There had been eleven of them, yes, but following immediately on their descent, only eight. Then, as the camp had started awake to the near-distant tumult from the river crossing—and more surely awake to sounds of gunfire and cries of terror from the perimeter—their numbers had quickly reduced to seven, six, five and four. Until a moment ago, even as he searched them out in the telepathic aether, yet another mental connection, like a dully glinting thread in Ned’s mind, had been broken and blinked out, and he was left with three.

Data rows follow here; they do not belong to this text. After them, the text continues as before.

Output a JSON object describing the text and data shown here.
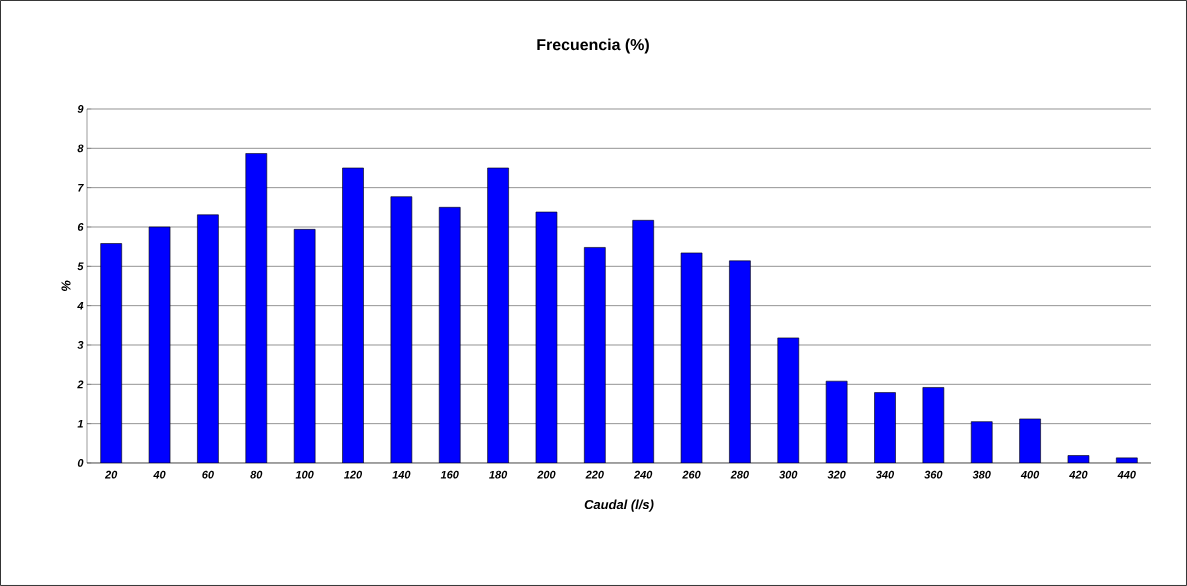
{
  "chart_data": {
    "type": "bar",
    "title": "Frecuencia (%)",
    "xlabel": "Caudal (l/s)",
    "ylabel": "%",
    "categories": [
      "20",
      "40",
      "60",
      "80",
      "100",
      "120",
      "140",
      "160",
      "180",
      "200",
      "220",
      "240",
      "260",
      "280",
      "300",
      "320",
      "340",
      "360",
      "380",
      "400",
      "420",
      "440"
    ],
    "values": [
      5.58,
      6.0,
      6.31,
      7.87,
      5.94,
      7.5,
      6.77,
      6.5,
      7.5,
      6.38,
      5.48,
      6.17,
      5.34,
      5.14,
      3.18,
      2.08,
      1.79,
      1.92,
      1.05,
      1.12,
      0.19,
      0.13
    ],
    "color": "#0000ff",
    "ylim": [
      0,
      9
    ],
    "yticks": [
      0,
      1,
      2,
      3,
      4,
      5,
      6,
      7,
      8,
      9
    ],
    "grid": "y"
  }
}
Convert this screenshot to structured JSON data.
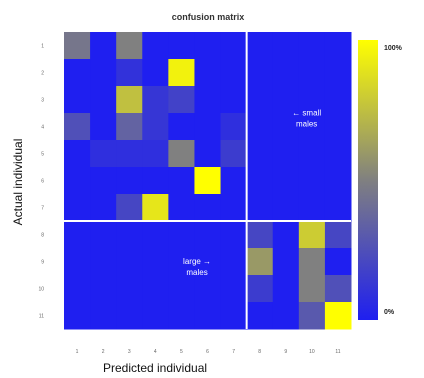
{
  "chart_data": {
    "type": "heatmap",
    "title": "confusion matrix",
    "xlabel": "Predicted individual",
    "ylabel": "Actual individual",
    "x_ticks": [
      "1",
      "2",
      "3",
      "4",
      "5",
      "6",
      "7",
      "8",
      "9",
      "10",
      "11"
    ],
    "y_ticks": [
      "1",
      "2",
      "3",
      "4",
      "5",
      "6",
      "7",
      "8",
      "9",
      "10",
      "11"
    ],
    "values": [
      [
        0.45,
        0,
        0.5,
        0,
        0,
        0,
        0,
        0,
        0,
        0,
        0
      ],
      [
        0,
        0,
        0.1,
        0,
        0.95,
        0,
        0,
        0,
        0,
        0,
        0
      ],
      [
        0,
        0,
        0.75,
        0.12,
        0.18,
        0,
        0,
        0,
        0,
        0,
        0
      ],
      [
        0.25,
        0,
        0.35,
        0.12,
        0,
        0,
        0.08,
        0,
        0,
        0,
        0
      ],
      [
        0,
        0.08,
        0.08,
        0.08,
        0.5,
        0,
        0.15,
        0,
        0,
        0,
        0
      ],
      [
        0,
        0,
        0,
        0,
        0,
        1.0,
        0,
        0,
        0,
        0,
        0
      ],
      [
        0,
        0,
        0.2,
        0.9,
        0,
        0,
        0,
        0,
        0,
        0,
        0
      ],
      [
        0,
        0,
        0,
        0,
        0,
        0,
        0,
        0.2,
        0,
        0.8,
        0.2
      ],
      [
        0,
        0,
        0,
        0,
        0,
        0,
        0,
        0.6,
        0,
        0.5,
        0
      ],
      [
        0,
        0,
        0,
        0,
        0,
        0,
        0,
        0.15,
        0,
        0.5,
        0.25
      ],
      [
        0,
        0,
        0,
        0,
        0,
        0,
        0,
        0,
        0,
        0.3,
        1.0
      ]
    ],
    "vmin": 0,
    "vmax": 1,
    "divider_after_index": 7,
    "colorbar": {
      "top_label": "100%",
      "bottom_label": "0%",
      "colors": [
        "#1f1ff0",
        "#808080",
        "#ffff00"
      ]
    },
    "annotations": [
      {
        "text_lines": [
          "← small",
          "males"
        ]
      },
      {
        "text_lines": [
          "large →",
          "males"
        ]
      }
    ],
    "grid": false,
    "legend": "colorbar-right"
  }
}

Only three survivors of his fly-by-nights, the creatures he had chosen to guard him, watching his back while he avenged himself on those hated men of the clan: Garth Slattery and his old cripple of a father; and Big Jon Lamon, their so-called leader. Well, the latter could die at once and be eaten, but as for the Slatterys: Ned would keep both of them alive long enough to witness the start of what he’d planned for Layla, the many different ways he would use her in bringing those plans to fruition!
Oh yesss! That was how he’d planned it, how it was supposed to have been…but now?
Now things were working out very differently and Ned’s revenge was as yet unrealized, his lust unsated. Ah, but there was time yet and plans can be changed! The girl Layla for instance:
Most of the gunfire within the camp—which had been sporadic at best—had ceased now, for a majority of the armed men had gone down to the river crossing; which meant that Ned might well find Layla all unprotected and incapable of resistance.
He would carry her away into the forest and there have both her body and her blood! Then, if that Slattery pup had survived the fighting at the river crossing, and if his father had likewise survived, they would surely seek Ned out. Indeed, he would even leave a trail that they could follow! For Ned knew that in the dark heart of the forest he and his men—further assuming that by then any of them were left—would have the advantage.